Oh, and we probably make more than you on an hourly basis. We just don't spend our Saturday nights dicking around on Excel.

 
HalloMahNameisCasper:
seedy underbelly:
Lol, never-mind you're going into consulting. Lol. Good luck with the 70-80k!

Good luck getting pigeonholed from day 1 and utterly limiting your professional options for the rest of your career while MBB hires (who are far more prestigious, btw. It's absurdly more competitive to get, for instance, a summer internship at McK than at Goldman. Not even close.) absolutely destroy you in terms of exit opps.

Oh, and we probably make more than you on an hourly basis. We just don't spend our Saturday nights dicking around on Excel.

LOLOLOLOLOL. The shitty (relative to Goldman just about everything is shitty) boutique bank I'm interning at this summer (freshman summer) is known for having the same exit opps in finance and elsewhere as MBB. Haha, consultants. Funny creatures.

 
seedy underbelly:
Lol, never-mind you're going into consulting. Lol. Good luck with the 70-80k!

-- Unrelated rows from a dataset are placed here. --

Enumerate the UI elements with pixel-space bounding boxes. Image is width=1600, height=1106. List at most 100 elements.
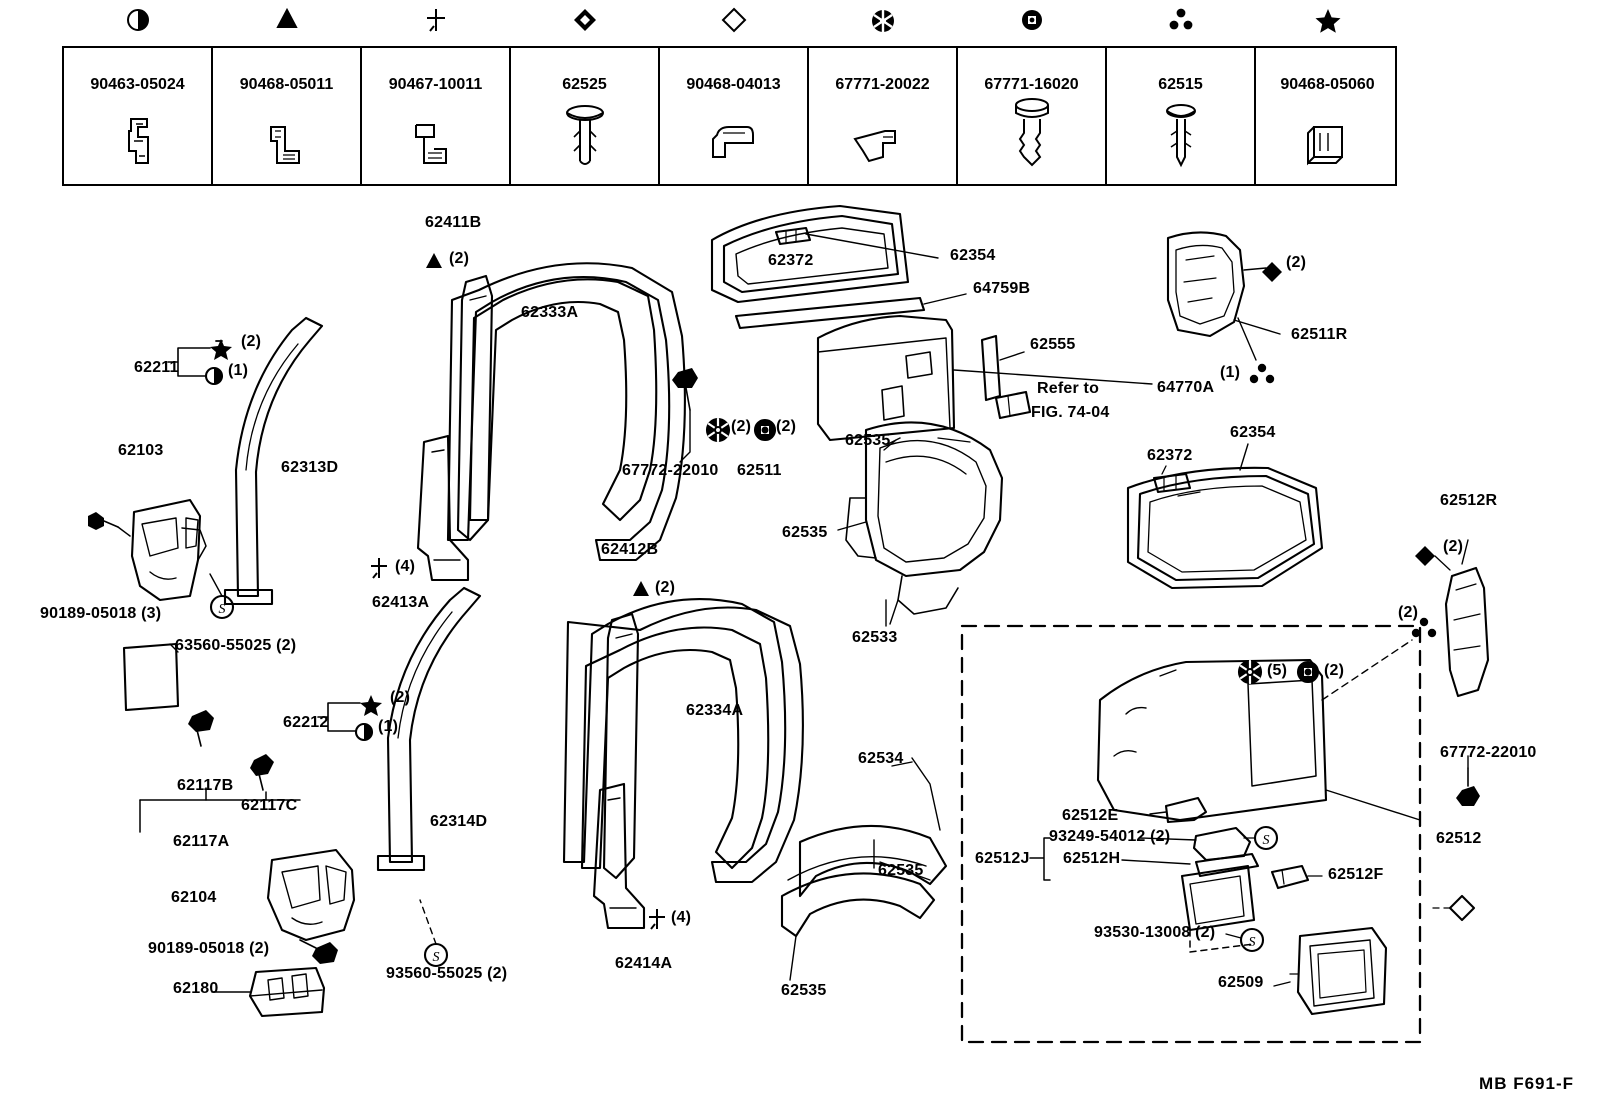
cross-pin-icon	[366, 556, 392, 587]
label-62512F: 62512F	[1328, 866, 1384, 883]
legend-cell-1: 90468-05011	[213, 7, 362, 184]
legend-code-6: 67771-16020	[984, 76, 1079, 93]
label-62103: 62103	[118, 442, 164, 459]
open-diamond-icon	[660, 6, 807, 39]
label-62535-d: 62535	[781, 982, 827, 999]
label-refer-to: Refer to	[1037, 380, 1100, 397]
legend-cell-0: 90463-05024	[64, 9, 213, 184]
label-93249-54012: 93249-54012 (2)	[1049, 828, 1171, 845]
label-62413A: 62413A	[372, 594, 430, 611]
label-62512: 62512	[1436, 830, 1482, 847]
label-62117B: 62117B	[177, 777, 234, 794]
label-62411B-qty: (2)	[449, 250, 470, 267]
legend-art-6	[958, 93, 1105, 178]
legend-code-2: 90467-10011	[388, 76, 483, 93]
label-62413A-qty: (4)	[395, 558, 416, 575]
asterisk-circle-icon	[809, 6, 956, 41]
label-62211-one-qty: (1)	[228, 362, 249, 379]
label-62511-qty-a: (2)	[731, 418, 752, 435]
label-62511R: 62511R	[1291, 326, 1348, 343]
legend-code-4: 90468-04013	[686, 76, 781, 93]
label-62535-a: 62535	[845, 432, 891, 449]
label-62512E: 62512E	[1062, 807, 1119, 824]
svg-text:S: S	[433, 950, 440, 965]
label-62117C: 62117C	[241, 797, 298, 814]
cross-pin-icon	[362, 6, 509, 41]
legend-cell-7: 62515	[1107, 8, 1256, 184]
legend-cell-6: 67771-16020	[958, 10, 1107, 184]
legend-table: 90463-05024 90468-05011 90467-10011	[62, 7, 1399, 186]
svg-text:S: S	[219, 602, 226, 617]
label-62509: 62509	[1218, 974, 1264, 991]
label-62411B: 62411B	[425, 214, 482, 231]
label-62104: 62104	[171, 889, 217, 906]
label-62354-mid: 62354	[1230, 424, 1276, 441]
legend-art-4	[660, 117, 807, 178]
label-62512R-qty2: (2)	[1398, 604, 1419, 621]
label-62212-one-qty: (1)	[378, 718, 399, 735]
legend-art-3	[511, 99, 658, 178]
label-67772-22010-top: 67772-22010	[622, 462, 719, 479]
label-62211-star-qty: (2)	[241, 333, 262, 350]
label-62212: 62212	[283, 714, 329, 731]
legend-code-7: 62515	[1158, 76, 1203, 93]
label-62412B-qty: (2)	[655, 579, 676, 596]
legend-code-0: 90463-05024	[90, 76, 185, 93]
label-62211: 62211	[134, 359, 179, 376]
legend-cell-5: 67771-20022	[809, 10, 958, 184]
label-62511R-qty2: (1)	[1220, 364, 1241, 381]
label-62314D: 62314D	[430, 813, 488, 830]
label-90189-05018-2: 90189-05018 (2)	[148, 940, 270, 957]
diagram-footer-code: MB F691-F	[1479, 1074, 1574, 1093]
label-64770A: 64770A	[1157, 379, 1215, 396]
legend-art-5	[809, 117, 956, 178]
cross-pin-icon	[644, 907, 670, 938]
label-64759B: 64759B	[973, 280, 1031, 297]
label-62212-star-qty: (2)	[390, 689, 411, 706]
label-62354-top: 62354	[950, 247, 996, 264]
three-dot-cluster-icon	[1107, 6, 1254, 39]
legend-cell-3: 62525	[511, 9, 660, 184]
label-62511-qty-b: (2)	[776, 418, 797, 435]
label-62512J: 62512J	[975, 850, 1030, 867]
legend-cell-8: 90468-05060	[1256, 9, 1399, 184]
label-62512H: 62512H	[1063, 850, 1121, 867]
filled-triangle-icon	[630, 578, 652, 605]
svg-text:S: S	[1249, 935, 1256, 950]
label-62555: 62555	[1030, 336, 1076, 353]
label-93530-13008: 93530-13008 (2)	[1094, 924, 1216, 941]
label-62534: 62534	[858, 750, 904, 767]
legend-cell-2: 90467-10011	[362, 9, 511, 184]
filled-triangle-icon	[423, 250, 445, 277]
legend-code-8: 90468-05060	[1280, 76, 1375, 93]
filled-star-icon	[1256, 6, 1399, 41]
label-62535-b: 62535	[782, 524, 828, 541]
label-inset-qty-5: (5)	[1267, 662, 1288, 679]
label-62117A: 62117A	[173, 833, 230, 850]
label-fig-74-04: FIG. 74-04	[1031, 404, 1110, 421]
label-93560-55025: 93560-55025 (2)	[386, 965, 508, 982]
label-62533: 62533	[852, 629, 898, 646]
label-62535-c: 62535	[878, 862, 924, 879]
circle-dot-icon	[958, 6, 1105, 39]
filled-triangle-icon	[213, 6, 360, 39]
legend-art-8	[1256, 113, 1399, 178]
label-62511R-qty: (2)	[1286, 254, 1307, 271]
label-90189-05018-3: 90189-05018 (3)	[40, 605, 162, 622]
label-63560-55025: 63560-55025 (2)	[175, 637, 297, 654]
filled-diamond-icon	[511, 6, 658, 39]
legend-cell-4: 90468-04013	[660, 7, 809, 184]
label-62313D: 62313D	[281, 459, 339, 476]
label-62512R-qty: (2)	[1443, 538, 1464, 555]
legend-art-7	[1107, 99, 1254, 178]
label-62412B: 62412B	[601, 541, 659, 558]
label-62511: 62511	[737, 462, 782, 479]
label-67772-22010-right: 67772-22010	[1440, 744, 1537, 761]
legend-code-3: 62525	[562, 76, 607, 93]
label-62372-mid: 62372	[1147, 447, 1193, 464]
label-62512R: 62512R	[1440, 492, 1498, 509]
legend-code-5: 67771-20022	[835, 76, 930, 93]
label-62333A: 62333A	[521, 304, 579, 321]
label-62372-top: 62372	[768, 252, 814, 269]
legend-art-2	[362, 111, 509, 178]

nothing wrong with 70-80k a year. most consultants at top shops bail out to top b-schools after few years anyway. at that point, these consultants can get banking gigs if they wish.

it seems that consulting offers better work/life balance than banking, albeit at lower pay. plus, the work consultants do is arguably more interesting and meaningful than the work junior bankers do.